Half an hour after this, Miriam came out of her bedroom, holding a bit of lighted candle in her hand. She was dressed, with the exception of her shoes. Softly she advanced to the foot of the stairs which led to the floor above.

"They are partly my stairs," she said to herself, as she paused for a moment at the bottom of the step. "Ralph told me that he considered the place as much mine as his, and I have a right to go up. I cannot go to sleep without seeing what is up here. I never imagined such a third floor as this one."

In less than a minute, Miriam was slowly creeping along the next floor of the house, which was indeed an odd one. For it was nothing more than a gallery, broader at the ends than the sides, with a railed open space, through which one could look down to the floor below. Some of the doors were open and she peeped into the rooms, but saw nothing which induced her to enter them. Having made the circuit of the gallery, she reached a narrow staircase which wound still higher upward.

"I must go up," she said; "I cannot help it."

Arrived at the top of these stairs, Miriam held up her candle and looked about her. She was in a great, wide, magnificent, glorious garret! Her soul swelled. To own such a garret was almost too much joy! It was the realization of a thousand dreams.

Slowly advancing, she beheld fascinations on every side. Here were old trunks, doubtless filled with family antiquities; there was a door fastened with a chain and a padlock-there must be a key to that, or the lock could be broken; in the dim light at the other end of the garret, she could see what appeared to be a piled-up collection of boxes, chests, cases, little and big, and all sorts of old-fashioned articles of use and ornament, doubtless every one of them a treasure. A long musket, its stock upon the floor, reclined against a little trunk covered with horse-hair, from under the lid of which protruded the ends of some dusty folded papers.

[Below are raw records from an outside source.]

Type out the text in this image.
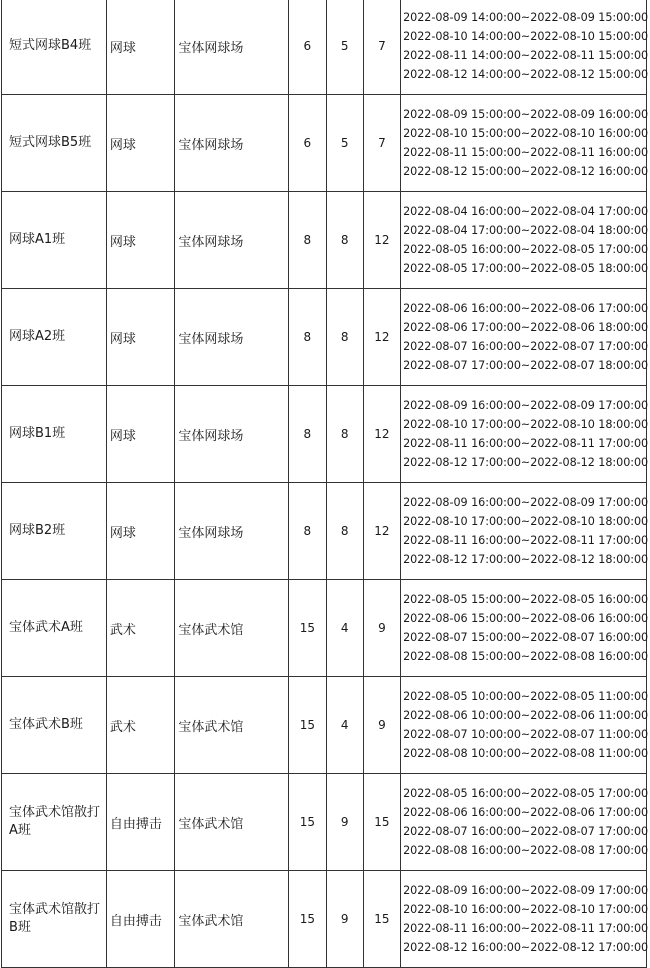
短式网球B4班	网球	宝体网球场	6	5	7	2022-08-09 14:00:00~2022-08-09 15:00:00
2022-08-10 14:00:00~2022-08-10 15:00:00
2022-08-11 14:00:00~2022-08-11 15:00:00
2022-08-12 14:00:00~2022-08-12 15:00:00

短式网球B5班	网球	宝体网球场	6	5	7	2022-08-09 15:00:00~2022-08-09 16:00:00
2022-08-10 15:00:00~2022-08-10 16:00:00
2022-08-11 15:00:00~2022-08-11 16:00:00
2022-08-12 15:00:00~2022-08-12 16:00:00

网球A1班	网球	宝体网球场	8	8	12	2022-08-04 16:00:00~2022-08-04 17:00:00
2022-08-04 17:00:00~2022-08-04 18:00:00
2022-08-05 16:00:00~2022-08-05 17:00:00
2022-08-05 17:00:00~2022-08-05 18:00:00

网球A2班	网球	宝体网球场	8	8	12	2022-08-06 16:00:00~2022-08-06 17:00:00
2022-08-06 17:00:00~2022-08-06 18:00:00
2022-08-07 16:00:00~2022-08-07 17:00:00
2022-08-07 17:00:00~2022-08-07 18:00:00

网球B1班	网球	宝体网球场	8	8	12	2022-08-09 16:00:00~2022-08-09 17:00:00
2022-08-10 17:00:00~2022-08-10 18:00:00
2022-08-11 16:00:00~2022-08-11 17:00:00
2022-08-12 17:00:00~2022-08-12 18:00:00

网球B2班	网球	宝体网球场	8	8	12	2022-08-09 16:00:00~2022-08-09 17:00:00
2022-08-10 17:00:00~2022-08-10 18:00:00
2022-08-11 16:00:00~2022-08-11 17:00:00
2022-08-12 17:00:00~2022-08-12 18:00:00

宝体武术A班	武术	宝体武术馆	15	4	9	2022-08-05 15:00:00~2022-08-05 16:00:00
2022-08-06 15:00:00~2022-08-06 16:00:00
2022-08-07 15:00:00~2022-08-07 16:00:00
2022-08-08 15:00:00~2022-08-08 16:00:00

宝体武术B班	武术	宝体武术馆	15	4	9	2022-08-05 10:00:00~2022-08-05 11:00:00
2022-08-06 10:00:00~2022-08-06 11:00:00
2022-08-07 10:00:00~2022-08-07 11:00:00
2022-08-08 10:00:00~2022-08-08 11:00:00

宝体武术馆散打A班	自由搏击	宝体武术馆	15	9	15	2022-08-05 16:00:00~2022-08-05 17:00:00
2022-08-06 16:00:00~2022-08-06 17:00:00
2022-08-07 16:00:00~2022-08-07 17:00:00
2022-08-08 16:00:00~2022-08-08 17:00:00

宝体武术馆散打B班	自由搏击	宝体武术馆	15	9	15	2022-08-09 16:00:00~2022-08-09 17:00:00
2022-08-10 16:00:00~2022-08-10 17:00:00
2022-08-11 16:00:00~2022-08-11 17:00:00
2022-08-12 16:00:00~2022-08-12 17:00:00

"Oh, how I wish Ralph were here, and that we had a lamp. I could spend the night here, looking at everything; but I can't do it now with this little candle end."

At her feet was a wooden box, the lid of which was evidently unfastened, for it lay at an angle across the top.

"I will look into this one box," she said, "and then I will go down."

She knelt down, and with the candle in her right hand, pushed aside the lid with her left. From the box there grinned at her a human skull, surrounded by its bones. She started back.

"Uncle Butterwood," she gasped and tried to rise, but her strength and senses left her, and she fell over unconscious, upon the floor. The candle dropped from her hand, and, fortunately, went out.